"Uma ideia ultrajante", um ato "destrutivo para a democracia" e um "insulto à memória" dos combatentes que defenderam o Reino Unido na Segunda Guerra Mundial (1939-45). As impressões acima sobre a suspensão do parlamento britânico poderiam ter sido ditas por qualquer membro da oposição trabalhista, mas saíram da boca de lideranças do Partido Conservador — meses antes do primeiro-ministro Boris Johnson, um conservador, fechar o parlamento nesta quarta-feira (28).
Vídeos com as declarações têm sido recuperados por usuários de redes sociais insatisfeitos com a medida. Em um deles, de três meses atrás, Sajid Javid, atual secretário de Finanças do governo, chegou a associar a medida a uma escolha ditatorial.
—Nós temos que fazer o Brexit porque é nosso dever democrático (após decisão do referendo), mas você não promove a democracia destruindo-a. Não estamos escolhendo um ditador para o nosso país — afirmou Javid, então secretário do Interior, ao ser questionado sobre a possibilidade de prorrogação do Parlamento por um novo premiê.
Em sua coluna no periódico Telegraph publicada na quarta à noite, após a decisão, Javid limitou-se a dizer que o momento é de concentração para "garantir que estamos prontos para deixar a União Europeia (UE) em 31 de outubro, aconteça o que acontecer".
As atividades do Parlamento serão suspensas por cinco semanas, a partir de 10 de setembro. O gesto visa a reduzir o tempo que deputados — agora em recesso — terão, a partir da semana que vem, para bloquear uma saída abrupta do Reino Unido do bloco, como a que o líder conservador vem repetidamente mencionando em discursos e entrevistas.
Outra liderança conservadora que já fez críticas ao recurso foi a secretária do Trabalho e Pensões e ministra da Mulher e da Igualdade, Amber Rudd. Em julho, ao ser questionada por uma repórter do canal britânico Sky News se apoiaria a proposta de suspensão, Rudd classificou-a como absolutamente ultrajante e uma sugestão ridícula.
— Considerar fechar o Parlamento para lidar com isso (o Brexit) é a ideia mais extraordinária que eu já ouvi — disse.
Desde que a decisão tornou-se pública, o Partido Conservador registrou apenas duas renúncias. Um dos dissidentes é George Young, líder do governo na Câmara dos Lordes (equivalente ao Senado). Sua função era negociar para que os representantes votassem de acordo com a orientação do partido.

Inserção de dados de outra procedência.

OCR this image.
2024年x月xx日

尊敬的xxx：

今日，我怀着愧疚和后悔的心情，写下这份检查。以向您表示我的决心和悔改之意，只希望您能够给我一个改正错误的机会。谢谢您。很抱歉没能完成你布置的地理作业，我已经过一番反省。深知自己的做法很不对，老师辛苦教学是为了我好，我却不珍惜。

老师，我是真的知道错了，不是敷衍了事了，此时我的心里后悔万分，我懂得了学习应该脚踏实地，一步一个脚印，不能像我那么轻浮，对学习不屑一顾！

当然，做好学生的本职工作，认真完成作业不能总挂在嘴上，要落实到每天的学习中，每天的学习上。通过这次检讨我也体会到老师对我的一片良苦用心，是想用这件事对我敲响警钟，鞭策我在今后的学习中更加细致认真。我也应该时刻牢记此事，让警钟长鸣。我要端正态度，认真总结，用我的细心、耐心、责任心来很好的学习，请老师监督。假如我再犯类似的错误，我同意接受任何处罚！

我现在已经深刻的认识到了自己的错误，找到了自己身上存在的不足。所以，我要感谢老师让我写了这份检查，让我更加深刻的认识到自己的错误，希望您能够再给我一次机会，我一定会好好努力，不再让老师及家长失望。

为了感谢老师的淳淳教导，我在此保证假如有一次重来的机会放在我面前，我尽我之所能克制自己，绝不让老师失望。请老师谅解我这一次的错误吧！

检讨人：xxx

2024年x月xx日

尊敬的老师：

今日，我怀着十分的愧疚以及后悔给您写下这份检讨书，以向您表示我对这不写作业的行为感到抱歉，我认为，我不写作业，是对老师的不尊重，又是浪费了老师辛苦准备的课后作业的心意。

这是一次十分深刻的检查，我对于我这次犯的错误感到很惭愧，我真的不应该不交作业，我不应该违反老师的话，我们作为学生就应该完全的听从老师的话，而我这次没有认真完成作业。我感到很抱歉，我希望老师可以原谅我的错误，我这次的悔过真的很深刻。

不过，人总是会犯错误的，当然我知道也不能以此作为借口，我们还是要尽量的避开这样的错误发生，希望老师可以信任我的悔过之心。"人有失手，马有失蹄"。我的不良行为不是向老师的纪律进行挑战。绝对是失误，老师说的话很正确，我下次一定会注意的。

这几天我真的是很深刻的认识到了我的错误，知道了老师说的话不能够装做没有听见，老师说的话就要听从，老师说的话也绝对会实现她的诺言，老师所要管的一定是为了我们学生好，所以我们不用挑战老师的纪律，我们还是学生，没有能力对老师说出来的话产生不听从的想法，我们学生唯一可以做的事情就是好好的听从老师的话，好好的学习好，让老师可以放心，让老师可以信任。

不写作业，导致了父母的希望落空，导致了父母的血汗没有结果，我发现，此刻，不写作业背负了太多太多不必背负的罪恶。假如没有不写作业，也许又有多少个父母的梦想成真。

Em sua carta de demissão, Young admite estar insatisfeito com o momento escolhido e a duração da prorrogação. "(A decisão) mina o papel fundamental do Parlamento em um momento crítico da nossa história", escreveu.
A líder do Partido Conservador na Escócia, Ruth Davidson, renunciou horas após o anúncio da suspensão. Notória opositora a um Brexit sem acordo, Davidson poupou críticas ao primeiro-ministro e afirmou que sua decisão se devia à maternidade.
Decidido em plebiscito de junho de 2016, o adeus de Londres ao bloco foi objeto de negociações formais entre os dois lados por mais de um ano e meio. Contudo, o pacto fechado entre a antecessora de Boris, Theresa May, e os europeus no fim de 2018 acabou rejeitado pelos deputados britânicos três vezes, levando à renúncia da primeira-ministra em julho passado.
Horas após Boris Johnson anunciar sua decisão, protestos se organizaram em importantes cidades do Reino Unido. Além de Londres, Manchester, Edinburgo, Liverppol, Bristol e Cambridge receberam manifestantes pedindo que o "golpe" seja impedido e que o premiê renuncie.
Nas redes sociais, a hashtag #StopTheCoup (pare o golpe, em tradução livre) tem sido utilizada para organizar novas manifestações para esta quinta.